One thing I’ve noticed while driving cross-country, is that much of the American Town feels quite the same. Accents and clothing are different for sure, but nearly every city of a certain size is filled with the same set of chains and box stores. It’s a helpful thing when you need an item and can walk through a door, knowing the general layout without having ever stepped foot there before. But it makes the world feel a little less special. Life loses flavor when everything shares the same spices. I prefer the surprises of meandering through an antique shop. Oh, there is a glass eye. Yes, just next to the broaches.
I don’t want life to be hurried. I lived and worked long enough tossing around that dreadful phrase, “I’m crazy-busy.” Why? Why fill so many things into a day that you lose your chance to step outside and inhale the air and feel the sun? That you cannot read more than a headline, because taking the time to fully understand or appreciate complex thought is less important than squeezing in an extra obligation?
This place speaks to me in a slower, smoother language. Busy means taking a class, visiting community lectures, attending an exhibition. Even those pesky “must-dos” like a car repair are a little lighter on the shoulders. I pulled over at the service station on the top of the hill as I first arrived in town. Deep blue eyes and a New England cadence got me moving again, no charge and asked me to come back Thursday morning for a checkup.
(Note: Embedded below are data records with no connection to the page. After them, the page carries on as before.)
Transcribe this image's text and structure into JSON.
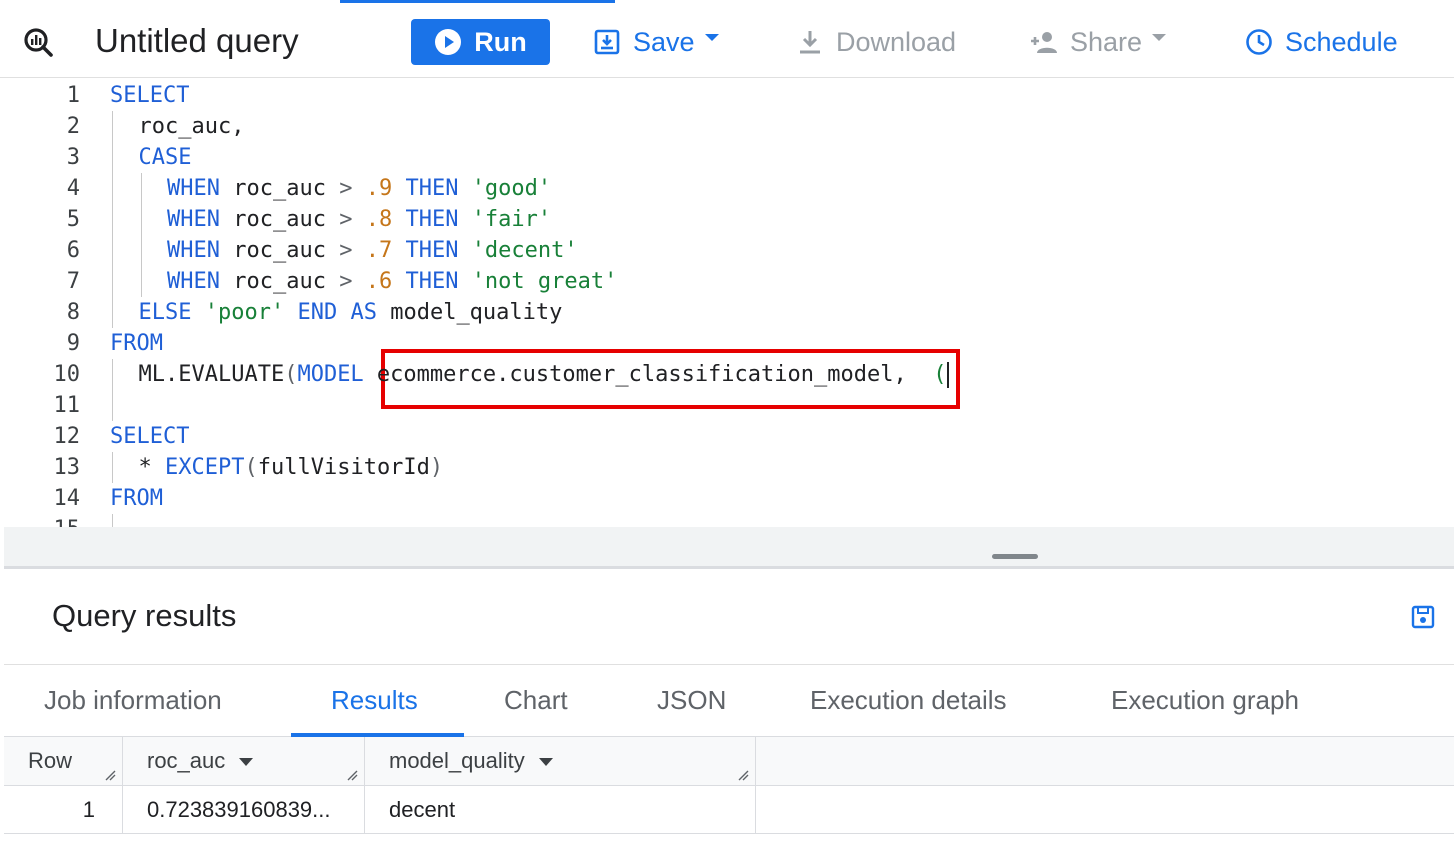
{
  "toolbar": {
    "title": "Untitled query",
    "run_label": "Run",
    "save_label": "Save",
    "download_label": "Download",
    "share_label": "Share",
    "schedule_label": "Schedule"
  },
  "editor": {
    "lines": [
      {
        "n": "1",
        "indent": 0,
        "tokens": [
          {
            "t": "SELECT",
            "c": "kw"
          }
        ]
      },
      {
        "n": "2",
        "indent": 1,
        "tokens": [
          {
            "t": "roc_auc,",
            "c": ""
          }
        ]
      },
      {
        "n": "3",
        "indent": 1,
        "tokens": [
          {
            "t": "CASE",
            "c": "kw"
          }
        ]
      },
      {
        "n": "4",
        "indent": 2,
        "tokens": [
          {
            "t": "WHEN",
            "c": "kw"
          },
          {
            "t": " roc_auc ",
            "c": ""
          },
          {
            "t": ">",
            "c": "paren"
          },
          {
            "t": " ",
            "c": ""
          },
          {
            "t": ".9",
            "c": "num"
          },
          {
            "t": " ",
            "c": ""
          },
          {
            "t": "THEN",
            "c": "kw"
          },
          {
            "t": " ",
            "c": ""
          },
          {
            "t": "'good'",
            "c": "str"
          }
        ]
      },
      {
        "n": "5",
        "indent": 2,
        "tokens": [
          {
            "t": "WHEN",
            "c": "kw"
          },
          {
            "t": " roc_auc ",
            "c": ""
          },
          {
            "t": ">",
            "c": "paren"
          },
          {
            "t": " ",
            "c": ""
          },
          {
            "t": ".8",
            "c": "num"
          },
          {
            "t": " ",
            "c": ""
          },
          {
            "t": "THEN",
            "c": "kw"
          },
          {
            "t": " ",
            "c": ""
          },
          {
            "t": "'fair'",
            "c": "str"
          }
        ]
      },
      {
        "n": "6",
        "indent": 2,
        "tokens": [
          {
            "t": "WHEN",
            "c": "kw"
          },
          {
            "t": " roc_auc ",
            "c": ""
          },
          {
            "t": ">",
            "c": "paren"
          },
          {
            "t": " ",
            "c": ""
          },
          {
            "t": ".7",
            "c": "num"
          },
          {
            "t": " ",
            "c": ""
          },
          {
            "t": "THEN",
            "c": "kw"
          },
          {
            "t": " ",
            "c": ""
          },
          {
            "t": "'decent'",
            "c": "str"
          }
        ]
      },
      {
        "n": "7",
        "indent": 2,
        "tokens": [
          {
            "t": "WHEN",
            "c": "kw"
          },
          {
            "t": " roc_auc ",
            "c": ""
          },
          {
            "t": ">",
            "c": "paren"
          },
          {
            "t": " ",
            "c": ""
          },
          {
            "t": ".6",
            "c": "num"
          },
          {
            "t": " ",
            "c": ""
          },
          {
            "t": "THEN",
            "c": "kw"
          },
          {
            "t": " ",
            "c": ""
          },
          {
            "t": "'not great'",
            "c": "str"
          }
        ]
      },
      {
        "n": "8",
        "indent": 1,
        "tokens": [
          {
            "t": "ELSE",
            "c": "kw"
          },
          {
            "t": " ",
            "c": ""
          },
          {
            "t": "'poor'",
            "c": "str"
          },
          {
            "t": " ",
            "c": ""
          },
          {
            "t": "END",
            "c": "kw"
          },
          {
            "t": " ",
            "c": ""
          },
          {
            "t": "AS",
            "c": "kw"
          },
          {
            "t": " model_quality",
            "c": ""
          }
        ]
      },
      {
        "n": "9",
        "indent": 0,
        "tokens": [
          {
            "t": "FROM",
            "c": "kw"
          }
        ]
      },
      {
        "n": "10",
        "indent": 1,
        "tokens": [
          {
            "t": "ML.EVALUATE",
            "c": ""
          },
          {
            "t": "(",
            "c": "paren"
          },
          {
            "t": "MODEL",
            "c": "kw"
          },
          {
            "t": " ecommerce.customer_classification_model,  ",
            "c": ""
          },
          {
            "t": "(",
            "c": "paren-g"
          }
        ],
        "cursor": true
      },
      {
        "n": "11",
        "indent": 1,
        "tokens": []
      },
      {
        "n": "12",
        "indent": 0,
        "tokens": [
          {
            "t": "SELECT",
            "c": "kw"
          }
        ]
      },
      {
        "n": "13",
        "indent": 1,
        "tokens": [
          {
            "t": "* ",
            "c": ""
          },
          {
            "t": "EXCEPT",
            "c": "kw"
          },
          {
            "t": "(",
            "c": "paren"
          },
          {
            "t": "fullVisitorId",
            "c": ""
          },
          {
            "t": ")",
            "c": "paren"
          }
        ]
      },
      {
        "n": "14",
        "indent": 0,
        "tokens": [
          {
            "t": "FROM",
            "c": "kw"
          }
        ]
      },
      {
        "n": "15",
        "indent": 1,
        "tokens": []
      }
    ]
  },
  "results": {
    "title": "Query results",
    "tabs": [
      {
        "label": "Job information",
        "active": false
      },
      {
        "label": "Results",
        "active": true
      },
      {
        "label": "Chart",
        "active": false
      },
      {
        "label": "JSON",
        "active": false
      },
      {
        "label": "Execution details",
        "active": false
      },
      {
        "label": "Execution graph",
        "active": false
      }
    ],
    "columns": [
      "Row",
      "roc_auc",
      "model_quality"
    ],
    "rows": [
      {
        "row": "1",
        "roc_auc": "0.723839160839...",
        "model_quality": "decent"
      }
    ]
  },
  "colors": {
    "accent": "#1a73e8",
    "keyword": "#1f5fd6",
    "string": "#188038",
    "number": "#c5761a",
    "highlight": "#e60000"
  }
}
I almost asked “what time,” but swallowed the words as I remembered that this place moves at a different pace.
I walked down to the coffee shop that Thursday morning after dropping off my car. The owner here has made a special batch of muffins just for me after I inquired about a recipe she used a few years prior. I sat and squinted, trying hard to focus on my book, but was too enraptured by the artist nearby who eventually packed up his paint-stained canvas bag and walked out with a portable etching press beneath his arm. I quietly adored another man, clearly a regular, as I’d seen him nearly everytime I visited and he often hopped tables to chat with someone else. The way he jumps in his chair with a jolt of surprise each time a message buzzes on his phone reminds me of a Fraggle. One day I saw him at a coffee shop the next town over and felt a little disappointed that there was no buzzing that day.
Another familiar face: once spotted strolling through happy hour, looking dashingly bold, if not something like a sea captain. On another day, he sat in the back of a battered pickup truck with a driftwood horse in the bed. When I experienced this place for the first time, I was overcome with excitement when I found familiarity all around. Now I’m slightly embarrassed by how much I went on about bumping into so-and-so at such-and-such. To me, it felt like a rare coincidence, and only time would help me realize that this is one of the pleasures of living in a small town.
I love how I can round a bend to find friends strolling down the sidewalk. I love getting coffee from the actor I watched on stage. I love being in a community, not fully my own, where a stranger nods and smiles as a puff of shaggy, black curls walks by his side. I love knowing names of people I’ve never met. I love seeing their work hanging on walls. I love feeling like I belong here because, until now, I’ve never really felt I belonged anywhere.